In short, facial recognition is a security system typically used to identify or verify a person from a digital image or a set of facial features stored in a database. The technology is also becoming increasingly popular with retailers where facial recognition is deployed as a way to make payments.

oasis illustrations

Take the latest iPhone X for instance, which features a much-publicised Face ID capability. This feature enables users to unlock the device just by identifying the user's face as a form of biometric authentication.

Similar to the fingerprint-based Touch ID found in previous Apple devices, the use of Face ID also allows users to access Apple Pay, the App Store, iTunes and some third-party apps.
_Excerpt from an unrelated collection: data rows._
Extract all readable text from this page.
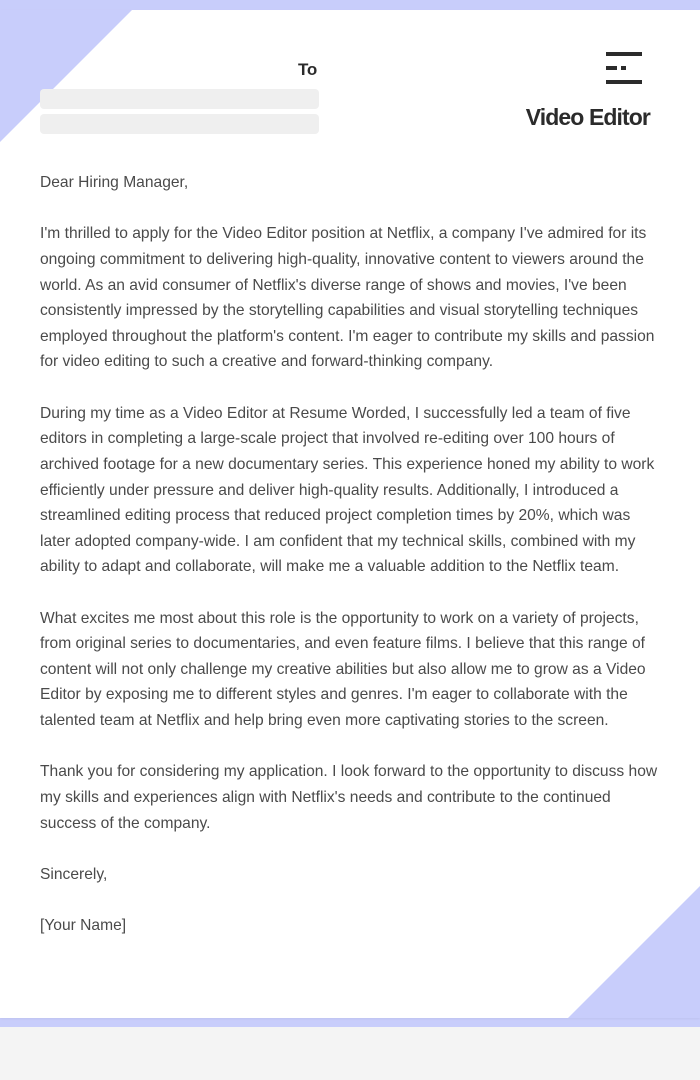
To
Video Editor

Dear Hiring Manager,

I'm thrilled to apply for the Video Editor position at Netflix, a company I've admired for its ongoing commitment to delivering high-quality, innovative content to viewers around the world. As an avid consumer of Netflix's diverse range of shows and movies, I've been consistently impressed by the storytelling capabilities and visual storytelling techniques employed throughout the platform's content. I'm eager to contribute my skills and passion for video editing to such a creative and forward-thinking company.

During my time as a Video Editor at Resume Worded, I successfully led a team of five editors in completing a large-scale project that involved re-editing over 100 hours of archived footage for a new documentary series. This experience honed my ability to work efficiently under pressure and deliver high-quality results. Additionally, I introduced a streamlined editing process that reduced project completion times by 20%, which was later adopted company-wide. I am confident that my technical skills, combined with my ability to adapt and collaborate, will make me a valuable addition to the Netflix team.

What excites me most about this role is the opportunity to work on a variety of projects, from original series to documentaries, and even feature films. I believe that this range of content will not only challenge my creative abilities but also allow me to grow as a Video Editor by exposing me to different styles and genres. I'm eager to collaborate with the talented team at Netflix and help bring even more captivating stories to the screen.

Thank you for considering my application. I look forward to the opportunity to discuss how my skills and experiences align with Netflix's needs and contribute to the continued success of the company.

Sincerely,

[Your Name]
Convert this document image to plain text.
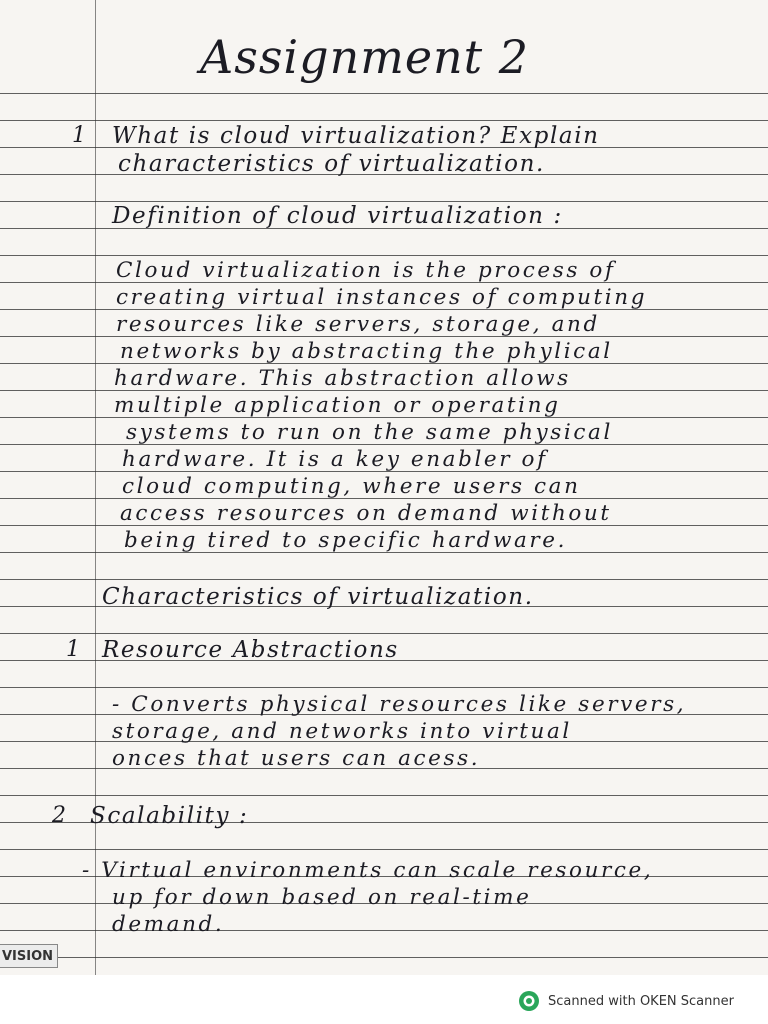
Assignment 2
1 What is cloud virtualization? Explain
characteristics of virtualization.
Definition of cloud virtualization :
Cloud virtualization is the process of
creating virtual instances of computing
resources like servers, storage, and
networks by abstracting the phylical
hardware. This abstraction allows
multiple application or operating
systems to run on the same physical
hardware. It is a key enabler of
cloud computing, where users can
access resources on demand without
being tired to specific hardware.
Characteristics of virtualization.
1 Resource Abstractions
- Converts physical resources like servers,
storage, and networks into virtual
onces that users can acess.
2 Scalability :
- Virtual environments can scale resource,
up for down based on real-time
demand.
VISION
Scanned with OKEN Scanner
At the time of the iPhone X launch Apple claimed there is a 1 in 1,000,000 chance that someone would be able to open your phone using Face ID (compared to 1 in 50,000 chance of having the same fingerprint as you), but how secure is it really?

Security concerns

Hackers will already be looking to replicate people's faces in order to trick facial recognition systems, but the technology has proved harder to hack than fingerprint or voice recognition technology in the past. 

Wired magazine spent thousands of dollars on expensive masks and enlisted experienced biometric hackers in an attempt to trick Face ID following the release of the iPhone X, but still failed to beat the system.
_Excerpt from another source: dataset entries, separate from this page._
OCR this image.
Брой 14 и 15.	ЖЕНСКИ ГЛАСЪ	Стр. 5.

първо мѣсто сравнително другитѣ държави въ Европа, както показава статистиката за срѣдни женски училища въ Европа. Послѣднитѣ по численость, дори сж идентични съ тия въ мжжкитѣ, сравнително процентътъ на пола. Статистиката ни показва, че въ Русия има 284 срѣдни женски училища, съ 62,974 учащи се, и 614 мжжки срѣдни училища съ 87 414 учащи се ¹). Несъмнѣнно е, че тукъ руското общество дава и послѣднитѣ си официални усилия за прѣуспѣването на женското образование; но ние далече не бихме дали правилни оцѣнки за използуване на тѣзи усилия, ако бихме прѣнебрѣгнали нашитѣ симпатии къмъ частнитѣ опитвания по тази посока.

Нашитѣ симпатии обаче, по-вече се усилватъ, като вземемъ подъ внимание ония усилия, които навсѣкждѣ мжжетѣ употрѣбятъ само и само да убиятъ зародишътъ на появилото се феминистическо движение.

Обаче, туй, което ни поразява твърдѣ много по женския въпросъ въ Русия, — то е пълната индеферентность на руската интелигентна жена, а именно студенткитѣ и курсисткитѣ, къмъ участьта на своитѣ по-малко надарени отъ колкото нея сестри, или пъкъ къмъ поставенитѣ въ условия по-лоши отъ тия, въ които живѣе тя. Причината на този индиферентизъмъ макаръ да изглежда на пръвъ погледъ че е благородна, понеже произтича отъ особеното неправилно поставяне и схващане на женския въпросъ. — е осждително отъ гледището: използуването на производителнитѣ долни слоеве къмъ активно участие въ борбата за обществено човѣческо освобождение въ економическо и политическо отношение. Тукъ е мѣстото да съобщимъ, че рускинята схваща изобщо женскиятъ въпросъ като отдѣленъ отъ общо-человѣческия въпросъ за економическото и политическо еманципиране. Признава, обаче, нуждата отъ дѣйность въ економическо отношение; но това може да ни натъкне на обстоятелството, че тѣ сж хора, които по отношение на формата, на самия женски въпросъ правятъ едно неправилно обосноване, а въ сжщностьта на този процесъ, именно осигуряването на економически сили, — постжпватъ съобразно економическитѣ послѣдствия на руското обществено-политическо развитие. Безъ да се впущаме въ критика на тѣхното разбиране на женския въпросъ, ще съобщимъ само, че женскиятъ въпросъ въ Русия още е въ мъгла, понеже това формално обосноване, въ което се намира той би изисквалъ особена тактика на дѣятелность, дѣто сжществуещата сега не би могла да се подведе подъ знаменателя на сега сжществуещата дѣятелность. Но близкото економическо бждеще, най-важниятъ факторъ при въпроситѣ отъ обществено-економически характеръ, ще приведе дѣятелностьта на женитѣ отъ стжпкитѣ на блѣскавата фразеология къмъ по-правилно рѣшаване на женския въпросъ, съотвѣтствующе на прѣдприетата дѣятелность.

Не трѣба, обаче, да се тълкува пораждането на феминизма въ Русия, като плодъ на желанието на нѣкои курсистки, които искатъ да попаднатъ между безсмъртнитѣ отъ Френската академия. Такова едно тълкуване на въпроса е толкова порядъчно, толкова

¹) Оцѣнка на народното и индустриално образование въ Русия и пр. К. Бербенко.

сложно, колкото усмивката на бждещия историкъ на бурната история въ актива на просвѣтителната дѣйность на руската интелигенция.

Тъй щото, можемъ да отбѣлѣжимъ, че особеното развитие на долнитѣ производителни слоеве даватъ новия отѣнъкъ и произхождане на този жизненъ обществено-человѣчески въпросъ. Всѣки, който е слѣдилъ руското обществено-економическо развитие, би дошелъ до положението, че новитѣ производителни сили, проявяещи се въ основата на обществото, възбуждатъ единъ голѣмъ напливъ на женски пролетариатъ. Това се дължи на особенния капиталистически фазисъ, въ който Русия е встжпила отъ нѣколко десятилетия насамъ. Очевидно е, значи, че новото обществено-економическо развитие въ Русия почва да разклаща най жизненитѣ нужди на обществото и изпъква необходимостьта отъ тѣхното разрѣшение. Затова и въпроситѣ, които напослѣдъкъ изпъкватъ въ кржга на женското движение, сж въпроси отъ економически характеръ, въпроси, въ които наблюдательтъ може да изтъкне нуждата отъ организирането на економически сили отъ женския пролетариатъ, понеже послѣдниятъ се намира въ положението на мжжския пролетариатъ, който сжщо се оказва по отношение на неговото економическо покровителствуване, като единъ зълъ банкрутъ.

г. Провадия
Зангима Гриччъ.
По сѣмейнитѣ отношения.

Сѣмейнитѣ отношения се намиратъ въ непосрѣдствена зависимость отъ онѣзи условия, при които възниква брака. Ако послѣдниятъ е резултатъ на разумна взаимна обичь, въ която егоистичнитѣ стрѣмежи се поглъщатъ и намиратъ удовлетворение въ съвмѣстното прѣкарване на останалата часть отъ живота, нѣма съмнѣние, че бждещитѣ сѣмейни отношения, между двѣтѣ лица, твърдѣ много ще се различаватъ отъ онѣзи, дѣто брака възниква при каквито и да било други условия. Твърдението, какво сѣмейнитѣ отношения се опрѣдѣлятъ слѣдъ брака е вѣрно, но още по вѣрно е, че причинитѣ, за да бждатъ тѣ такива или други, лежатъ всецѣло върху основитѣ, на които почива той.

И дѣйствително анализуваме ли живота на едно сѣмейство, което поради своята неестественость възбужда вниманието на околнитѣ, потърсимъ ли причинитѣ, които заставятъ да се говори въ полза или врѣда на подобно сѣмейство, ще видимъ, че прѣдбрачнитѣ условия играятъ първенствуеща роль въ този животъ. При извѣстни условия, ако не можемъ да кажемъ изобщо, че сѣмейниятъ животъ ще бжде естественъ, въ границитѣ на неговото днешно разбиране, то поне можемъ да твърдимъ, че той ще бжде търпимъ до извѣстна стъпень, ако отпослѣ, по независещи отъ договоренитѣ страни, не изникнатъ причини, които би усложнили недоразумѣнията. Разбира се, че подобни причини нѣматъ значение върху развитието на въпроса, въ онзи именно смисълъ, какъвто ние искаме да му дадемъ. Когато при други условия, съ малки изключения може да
Richard Parris, CEO of cybersecurity specialists Intercede, told Techworld: "Biometrics, facial recognition being one example of this, is fast becoming the de facto security measure for a wide range of business and consumer applications. But the question on many people's lips is 'is it really that secure?'

"Only this year, German hackers were able to trick a Samsung Galaxy S8 iris scanner with a picture of the device owner's eye and a contact lens. This was in the same month that HSBC's voice recognition security system was fooled by a journalist."

In short, Parris recommends combining biometrics with another form of security. "The dangers of biometric authentication such as facial recognition is that it is not entirely immune to potential attack and therefore should not be relied on as the sole means of verifying a user," he said.
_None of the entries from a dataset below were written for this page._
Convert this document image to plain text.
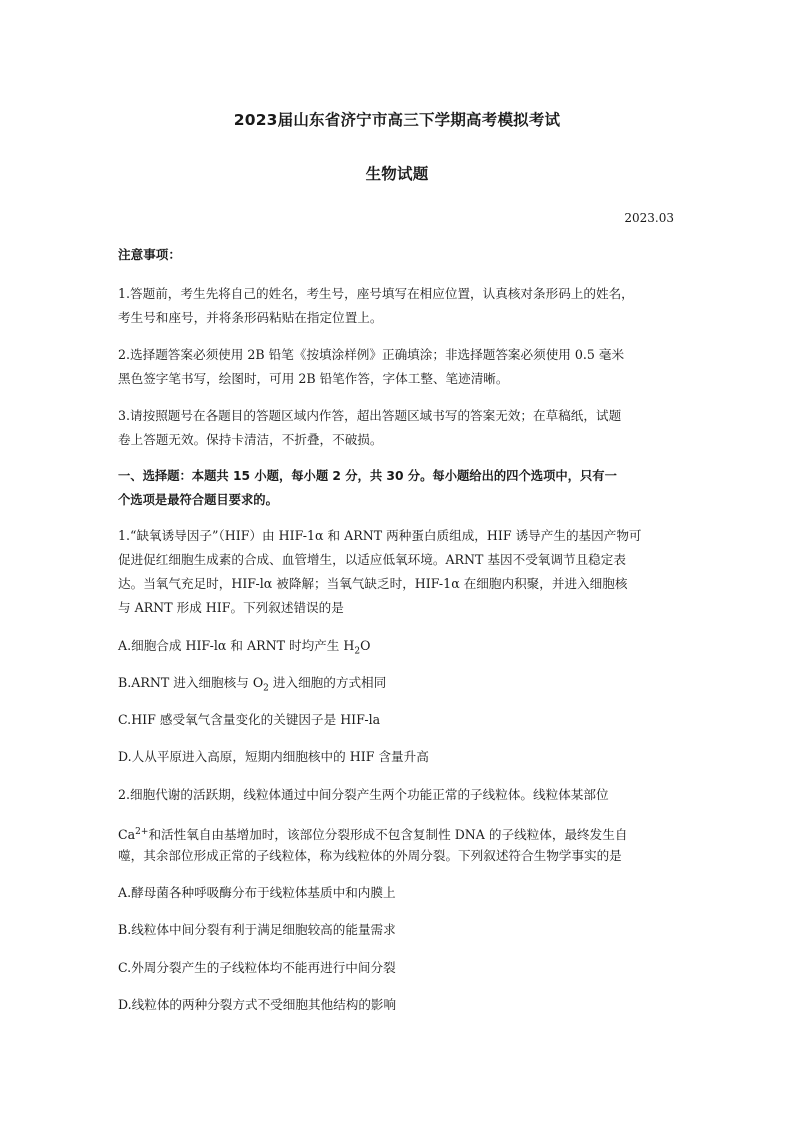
2023届山东省济宁市高三下学期高考模拟考试
生物试题
2023.03
注意事项：
1.答题前，考生先将自己的姓名，考生号，座号填写在相应位置，认真核对条形码上的姓名，
考生号和座号，并将条形码粘贴在指定位置上。
2.选择题答案必须使用 2B 铅笔《按填涂样例》正确填涂；非选择题答案必须使用 0.5 毫米
黑色签字笔书写，绘图时，可用 2B 铅笔作答，字体工整、笔迹清晰。
3.请按照题号在各题目的答题区域内作答，超出答题区域书写的答案无效；在草稿纸，试题
卷上答题无效。保持卡清洁，不折叠，不破损。
一、选择题：本题共 15 小题，每小题 2 分，共 30 分。每小题给出的四个选项中，只有一
个选项是最符合题目要求的。
1.“缺氧诱导因子”（HIF）由 HIF-1α 和 ARNT 两种蛋白质组成，HIF 诱导产生的基因产物可
促进促红细胞生成素的合成、血管增生，以适应低氧环境。ARNT 基因不受氧调节且稳定表
达。当氧气充足时，HIF-lα 被降解；当氧气缺乏时，HIF-1α 在细胞内积聚，并进入细胞核
与 ARNT 形成 HIF。下列叙述错误的是
A.细胞合成 HIF-lα 和 ARNT 时均产生 $H_2O$
B.ARNT 进入细胞核与 $O_2$ 进入细胞的方式相同
C.HIF 感受氧气含量变化的关键因子是 HIF-la
D.人从平原进入高原，短期内细胞核中的 HIF 含量升高
2.细胞代谢的活跃期，线粒体通过中间分裂产生两个功能正常的子线粒体。线粒体某部位
$Ca^{2+}$和活性氧自由基增加时，该部位分裂形成不包含复制性 DNA 的子线粒体，最终发生自
噬，其余部位形成正常的子线粒体，称为线粒体的外周分裂。下列叙述符合生物学事实的是
A.酵母菌各种呼吸酶分布于线粒体基质中和内膜上
B.线粒体中间分裂有利于满足细胞较高的能量需求
C.外周分裂产生的子线粒体均不能再进行中间分裂
D.线粒体的两种分裂方式不受细胞其他结构的影响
This shows that despite the authentication technology providing unique benefits, the concerns are also significant, including the security of sensitive biometric data being held by the companies themselves.

For instance, looking at the issue of data privacy, the data that is stored about your face can potentially be accessed by third parties if the used device or system is hacked. This could lead to personal information being shared.

"The downfall of most companies that have fallen victim to attack recently was vulnerabilities at the user authentication level," said Parris. "Hackers can easily gain access to systems and networks with insecure passwords and information such as your date of birth or full name.

"The premise is the same for biometrics - your personal genetic data can be 'stolen'. Rather than use biometrics in isolation, instead businesses need to be looking at strong knowledge (something you know, such as a password) and inherence (something you are, like an iris scan)."

Two-factor security such as the above will enable businesses to securely verify that the system or technology is accessed by the right person, minimising the risk of possible attacks.

Lastly, it is essential that effective security is embedded from the development stage to avoid any of the potential risks that come with the use of facial recognition.

"The onus is on the business to provide the appropriate security to protect the customer, and the consumer needs to be aware of the data they are sharing and how they can better protect themselves from the prying eyes of cyber criminals," Parris added.